Duke, our adopted Lancashire Heeler is getting old. He is turning white around the muzzle and grey along his hunches. He has also started developing cataracts. 

We aren't sure how much he can see, but he seems to go about his daily business of jumping of the furniture and stealing trash with no problems. Unfortunately, there are no canine ophthamologists, and no doggie Lasix (actually there might be, but can imagine what that would cost?!?). 

Speaking of ophthamologist, I saw mine today for my annual "diabetic" eye exam. I am not sure how this differs from a "normal" annual eye exam. My doctor uses digital retinal photographs, so I do not have to have my eyes dilated (hallelujah!) to see any retinopathy that might be lurking behind my corneas. 

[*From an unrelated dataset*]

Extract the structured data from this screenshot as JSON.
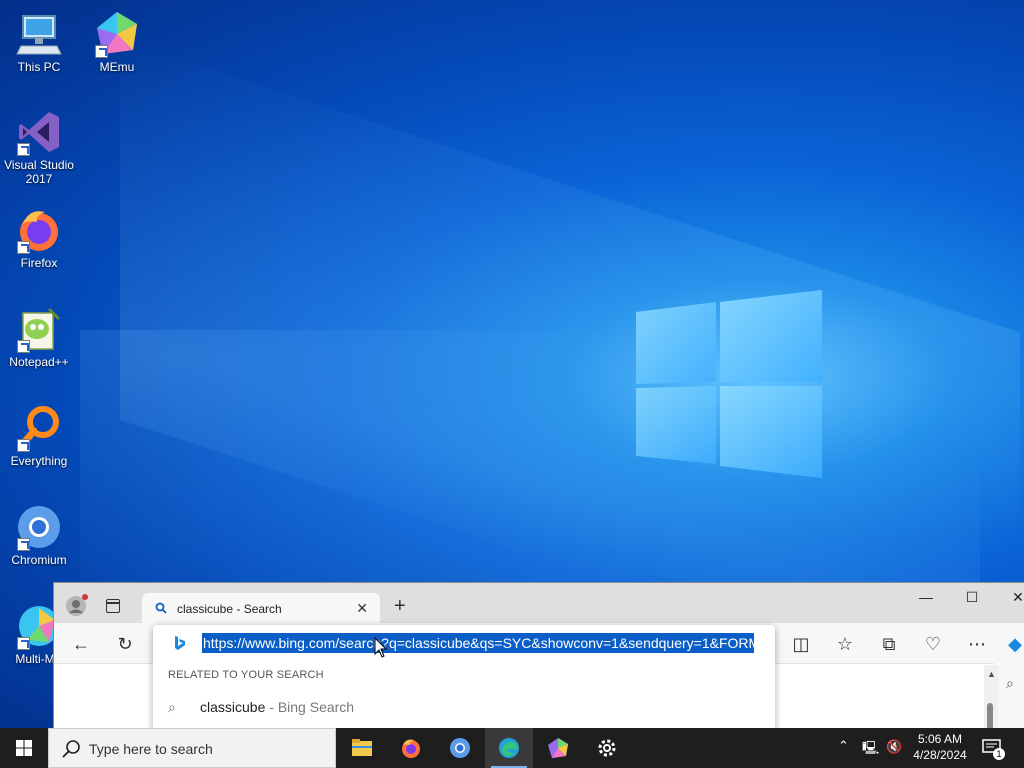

I was expecting to see some little hemorrhages because I forgot missed my lunchtime bolus and ended up at a lovely 369 mg/dl about an hour before my appointment. But, Dr. Eyes explained to me that it takes sustained high blood sugars to cause hemorrhaging. 

However, even with a decent A1c of 7.4 I do have a few small hemorrhages. So does that mean I have diabetic retinopathy? Is this my first diabetic complication? I was nearly in tears in the office over the idea of loosing the ability to say "I've have type 1 diabetes for 28 years and I am completely complication free." As if that was solely from my excellent d-managing skills and not some random combination of variables. 

Dr. Eyes says that he is calling my diagnosis mild background diabetic retinopathy, he suggests that if my A1c's were stable in the low-mid 6's, this "complication" would go away. 

So what does this mean in the grand scheme of things? Probably not much, I will continue to strive towards that elusive 6 range A1c, but I am not at risk of losing my vision to diabetes related complications anytime soon. 

As for whether or not I have any d-related complications, I will proudly say; "I am healthy even though I've lived with T1 diabetes for 28 years."